ABSTRACT

Often, the cut flowers that we buy as a gift are not grown in our home country, but imported. For example, in the Netherlands, known for its flowers, of all roses sold more come from abroad than from Dutch producers. For roses, the most important sources are Kenya, Ethiopia, Tanzania, Ecuador, Zambia and Uganda, not places next door. The Netherlands is a cut-flower hub in Europe, which means that a lot of the imported flowers are re-exported to other destinations. In this chapter, we will follow the ‘Dutch’ flowers back to Kenya, the main supplier of cut flowers to the Netherlands. We will further zoom in to the area around Lake Naivasha, the main cut-flower producing area within Kenya. Lake Naivasha lies in the Rift Valley, about 80 km northwest of Nairobi. It is Kenya’s second largest freshwater lake without surface outlet. The lake remains fresh due to a significant outflow of groundwater. The flower farmers around the lake consume substantial amounts of water, which they pump from the groundwater or take from the lake itself or from the rivers that feed the lake. At the same time, the lake is listed as a wetland of international importance under the Ramsar Convention, an intergovernmental treaty for the conservation and sustainable use of wetlands. In the last three decades, the area around Lake Naivasha has become the main site of Kenya’s horticultural industry (mainly cut flowers), which is Kenya’s third most important foreign exchange earner after tea and tourism. Since the late 1990s, the flower farms started to expand at a faster rate (Becht et al., 2005). The total irrigated commercial farm area around Lake Naivasha is now estimated to be about 4,450 ha. Cut flowers account for about 43 per cent of the irrigated area, followed by vegetables with 41 per cent and fodder with 15 per cent (Musota, 2008). The major flower varieties grown and exported from Kenya are roses, carnations, alstroemeria, lisianthus, statice and cut foliage.

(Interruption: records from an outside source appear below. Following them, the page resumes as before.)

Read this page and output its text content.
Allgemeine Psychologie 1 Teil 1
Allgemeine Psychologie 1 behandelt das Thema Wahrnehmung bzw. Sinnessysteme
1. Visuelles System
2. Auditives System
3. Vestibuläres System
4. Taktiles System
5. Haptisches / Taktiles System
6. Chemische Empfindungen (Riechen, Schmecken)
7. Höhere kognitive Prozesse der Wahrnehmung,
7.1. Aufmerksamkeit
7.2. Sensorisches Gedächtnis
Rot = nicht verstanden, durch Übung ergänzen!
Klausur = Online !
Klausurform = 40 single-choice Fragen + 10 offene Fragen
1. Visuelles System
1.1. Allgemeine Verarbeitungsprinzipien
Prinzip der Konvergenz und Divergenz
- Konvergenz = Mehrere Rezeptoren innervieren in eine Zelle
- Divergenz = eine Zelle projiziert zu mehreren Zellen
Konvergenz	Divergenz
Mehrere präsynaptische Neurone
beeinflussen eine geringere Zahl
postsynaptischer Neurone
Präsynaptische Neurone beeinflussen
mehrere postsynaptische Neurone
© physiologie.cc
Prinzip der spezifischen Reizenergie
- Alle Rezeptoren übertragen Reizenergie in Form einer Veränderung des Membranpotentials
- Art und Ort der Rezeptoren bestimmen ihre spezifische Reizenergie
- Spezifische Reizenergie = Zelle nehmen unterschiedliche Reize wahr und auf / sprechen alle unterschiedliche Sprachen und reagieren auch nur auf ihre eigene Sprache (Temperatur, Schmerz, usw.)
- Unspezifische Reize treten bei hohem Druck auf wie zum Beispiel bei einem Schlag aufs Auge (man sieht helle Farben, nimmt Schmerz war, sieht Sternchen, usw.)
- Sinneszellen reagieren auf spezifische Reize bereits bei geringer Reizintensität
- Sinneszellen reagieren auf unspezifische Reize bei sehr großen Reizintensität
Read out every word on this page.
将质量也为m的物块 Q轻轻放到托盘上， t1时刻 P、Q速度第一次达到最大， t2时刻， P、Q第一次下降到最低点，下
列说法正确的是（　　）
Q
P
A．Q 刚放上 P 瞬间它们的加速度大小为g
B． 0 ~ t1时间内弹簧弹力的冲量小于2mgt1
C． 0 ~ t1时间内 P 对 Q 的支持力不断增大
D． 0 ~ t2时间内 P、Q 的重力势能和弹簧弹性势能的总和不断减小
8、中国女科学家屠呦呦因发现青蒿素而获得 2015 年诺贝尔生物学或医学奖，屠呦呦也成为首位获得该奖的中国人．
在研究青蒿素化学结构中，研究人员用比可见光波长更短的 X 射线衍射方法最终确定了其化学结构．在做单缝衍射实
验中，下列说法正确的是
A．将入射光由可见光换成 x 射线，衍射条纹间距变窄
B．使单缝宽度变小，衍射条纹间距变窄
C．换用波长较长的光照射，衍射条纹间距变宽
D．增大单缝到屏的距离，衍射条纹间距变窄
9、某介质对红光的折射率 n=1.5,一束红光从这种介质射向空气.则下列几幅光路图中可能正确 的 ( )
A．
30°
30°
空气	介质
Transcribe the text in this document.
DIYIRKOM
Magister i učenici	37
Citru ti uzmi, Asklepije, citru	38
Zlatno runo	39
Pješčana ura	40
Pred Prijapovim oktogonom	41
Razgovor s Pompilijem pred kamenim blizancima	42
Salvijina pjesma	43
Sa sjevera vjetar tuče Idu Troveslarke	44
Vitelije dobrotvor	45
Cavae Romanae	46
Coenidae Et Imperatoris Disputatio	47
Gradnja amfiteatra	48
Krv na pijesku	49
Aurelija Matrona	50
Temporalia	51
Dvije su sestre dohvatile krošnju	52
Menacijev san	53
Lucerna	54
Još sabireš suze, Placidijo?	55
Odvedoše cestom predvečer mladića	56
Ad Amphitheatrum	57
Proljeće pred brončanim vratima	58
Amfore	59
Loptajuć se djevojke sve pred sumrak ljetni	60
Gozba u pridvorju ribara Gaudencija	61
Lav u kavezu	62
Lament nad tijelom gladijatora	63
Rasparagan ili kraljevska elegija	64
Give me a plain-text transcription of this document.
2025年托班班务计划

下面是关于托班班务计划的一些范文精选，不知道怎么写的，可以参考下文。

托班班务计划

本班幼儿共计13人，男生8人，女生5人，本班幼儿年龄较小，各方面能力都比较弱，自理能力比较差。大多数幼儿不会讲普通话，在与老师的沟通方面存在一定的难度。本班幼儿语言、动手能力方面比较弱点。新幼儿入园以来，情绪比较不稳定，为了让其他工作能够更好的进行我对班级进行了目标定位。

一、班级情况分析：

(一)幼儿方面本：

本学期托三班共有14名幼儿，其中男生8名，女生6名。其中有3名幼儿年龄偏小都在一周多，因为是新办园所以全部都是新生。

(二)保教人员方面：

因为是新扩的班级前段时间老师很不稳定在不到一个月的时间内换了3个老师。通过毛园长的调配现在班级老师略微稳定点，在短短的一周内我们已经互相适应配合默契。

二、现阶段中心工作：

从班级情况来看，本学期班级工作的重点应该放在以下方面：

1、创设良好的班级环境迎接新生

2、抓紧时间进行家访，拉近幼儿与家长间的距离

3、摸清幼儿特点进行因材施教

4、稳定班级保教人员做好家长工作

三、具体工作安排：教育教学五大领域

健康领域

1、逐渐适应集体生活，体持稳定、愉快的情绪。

Roses dominate the export market, accounting for over 70 per cent of the export volume (HCDA, 2007). The main

flower growing regions are Lake Naivasha, Thika and Kiambu/Limuru (EPZA, 2005), with Lake Naivasha accounting for about 95 per cent of the cultivated area. Lake Naivasha has attracted attention and concerns from both national and international organizations. The main stakeholders have shown concern about the health of the lake, mainly related to the decline of the lake level, deterioration of the water quality and reduction of biodiversity. Some of the main stakeholders active around the lake are the Lake Naivasha Riparian Association, the Lake Naivasha Growers Group and Kenya Wildlife Services. The concerns have led to the development of a Management Plan in 1996 by the main stakeholders (Becht et al., 2005). Around that time, the Lake Naivasha Management Implementation Committee was formed to execute the management plan. The plan was officially approved by the Government of Kenya in 1997. In this chapter I will report on a study we carried out on the water footprint of horticulture within the Lake Naivasha Basin, with a focus on the flower farms (Mekonnen et al., 2012). We assessed the potential for mitigating this footprint by involving cut-flower traders, retailers and consumers overseas. More specific, we explored the idea of a voluntary sustainable-flower agreement between major agents along the flower supply chain, involving a water-sustainability premium to be paid by the consumers in the countries importing flowers from Kenya.